Universal credit cracks prevent vulnerable people from getting help, charity says
According to one charity, about 1.3 million people with high levels of mental distress receive or apply for universal credit.
The Money and Mental Health Policy Institute, which was founded by consumer champion Martin Lewis, released the figure calling for urgent action to correct “design flaws” in the universal credit system.
He warned that hundreds of thousands of vulnerable people may find it difficult to get help managing their Universal Credit accounts effectively.
The charity said that without support, many people with common symptoms of mental health issues, such as difficulty understanding complex information and remembering appointments, struggle with the administrator. required to receive payments.
People risk being penalized or cut off from payments, causing unnecessary angst for claimants and their caregivers, the charity said.
In a survey of over 230 people with mental health issues who applied for universal credit, more than half (57%) needed help from family or friends to manage their credit account universal.
Just over a quarter (27%) always or often needed help, but only one in 10 (10%) had been successful in giving permission for someone to help regularly.
According to Money and Mental Health, to name a loved one as regular help, applicants must provide details of any tasks they might need help with and every piece of information they want to share.
His “set up to fail” campaign calls for a simplification of the universal credit application process, with clearer advice on what information people need to provide to gain support from a loved one.
He said people should have more flexible options for sharing their Universal Credit account information with loved ones.
Research by the charity found that more than half (54%) of UK adults who had mental health issues reported having severe difficulties using the phone, often leading to panic attacks, palpitations heart problems and increasing anxiety.

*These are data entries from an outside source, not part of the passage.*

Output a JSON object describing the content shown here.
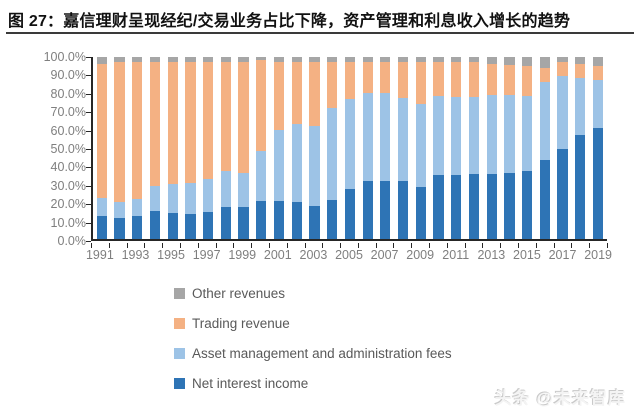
{
  "title": "图 27：嘉信理财呈现经纪/交易业务占比下降，资产管理和利息收入增长的趋势",
  "watermark": "头条 @未来智库",
  "colors": {
    "net_interest_income": "#2E74B5",
    "asset_management_fees": "#9DC3E6",
    "trading_revenue": "#F4B183",
    "other_revenues": "#A6A6A6",
    "axis": "#262626",
    "tick_label": "#7F7F7F",
    "legend_text": "#595959",
    "title_text": "#111111"
  },
  "chart_data": {
    "type": "bar",
    "variant": "100-percent-stacked-column",
    "title": "",
    "xlabel": "",
    "ylabel": "",
    "ylim": [
      0,
      100
    ],
    "grid": false,
    "legend_position": "bottom-left",
    "y_ticks": [
      "100.0%",
      "90.0%",
      "80.0%",
      "70.0%",
      "60.0%",
      "50.0%",
      "40.0%",
      "30.0%",
      "20.0%",
      "10.0%",
      "0.0%"
    ],
    "y_tick_values": [
      100,
      90,
      80,
      70,
      60,
      50,
      40,
      30,
      20,
      10,
      0
    ],
    "categories": [
      1991,
      1992,
      1993,
      1994,
      1995,
      1996,
      1997,
      1998,
      1999,
      2000,
      2001,
      2002,
      2003,
      2004,
      2005,
      2006,
      2007,
      2008,
      2009,
      2010,
      2011,
      2012,
      2013,
      2014,
      2015,
      2016,
      2017,
      2018,
      2019
    ],
    "x_tick_labels": [
      "1991",
      "1993",
      "1995",
      "1997",
      "1999",
      "2001",
      "2003",
      "2005",
      "2007",
      "2009",
      "2011",
      "2013",
      "2015",
      "2017",
      "2019"
    ],
    "series": [
      {
        "name": "Net interest income",
        "color": "#2E74B5",
        "values": [
          12.5,
          11.5,
          12.5,
          15.5,
          14.5,
          14,
          15,
          17.5,
          17.5,
          21,
          21,
          20.5,
          18,
          21.5,
          27.5,
          32,
          32,
          32,
          28.5,
          35,
          35,
          35.5,
          35.5,
          36.5,
          37.5,
          43.5,
          49.5,
          57,
          61
        ]
      },
      {
        "name": "Asset management and administration fees",
        "color": "#9DC3E6",
        "values": [
          10,
          9,
          9.5,
          13.5,
          15.5,
          17,
          18,
          20,
          19,
          27.5,
          39,
          42.5,
          44,
          50.5,
          49.5,
          48.5,
          48,
          45.5,
          45.5,
          43.5,
          43,
          42.5,
          43.5,
          42.5,
          41,
          43,
          40,
          31.5,
          26.5
        ]
      },
      {
        "name": "Trading revenue",
        "color": "#F4B183",
        "values": [
          73.5,
          76.5,
          75,
          68,
          67,
          66,
          64,
          59.5,
          60.5,
          50,
          37,
          34,
          35,
          25,
          20,
          16.5,
          17,
          19.5,
          23,
          19,
          19.5,
          19.5,
          17,
          16.5,
          16.5,
          7.5,
          8,
          7.5,
          7.5
        ]
      },
      {
        "name": "Other revenues",
        "color": "#A6A6A6",
        "values": [
          4,
          3,
          3,
          3,
          3,
          3,
          3,
          3,
          3,
          1.5,
          3,
          3,
          3,
          3,
          3,
          3,
          3,
          3,
          3,
          2.5,
          2.5,
          2.5,
          4,
          4.5,
          5,
          6,
          2.5,
          4,
          5
        ]
      }
    ],
    "legend_order": [
      "Other revenues",
      "Trading revenue",
      "Asset management and administration fees",
      "Net interest income"
    ]
  }
}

Gary, who was involved with the charity’s research, said: “Last year I was fired after being in a company for over 23 years, and all the stress and worry comes from to surface.
“I found the process of universal credit management just awful and difficult to follow, nothing is ever explained to you. At the moment, I find it difficult to deal with people because it is difficult to talk.
Mr Lewis, president of the Money and Mental Health Policy Institute, said: “It looks like a scene from a parody. People who are entitled to universal credit, sometimes due to mental health issues that impact their ability to fill out forms or process complex information, are allowed to nominate someone to help them with the administrator necessary to continue to receive benefits.
“Yet in order to do that, they have to go through a complex process that requires them to do exactly the things they need help with in the first place. If they do not manage it, they risk ultimately being sanctioned or losing all financial assistance.
“I don’t think this is a deliberate attempt to set people up for failure. Yet this is the practical result for some. It is a universal credit problem that the government can easily resolve, by providing people with the right advice on how to nominate a loved one to help them, and by making the process much easier, simpler, and more user-friendly. “
Mr Lewis added that with more and more people likely to switch to universal credit when the leave program ends in September, “there is no time to waste.”
Money and Mental Health’s Set Up to Fail campaign has been supported by organizations such as Mind, the Royal College of Psychiatrists, Turn 2 Us, Money Charity and Advice UK.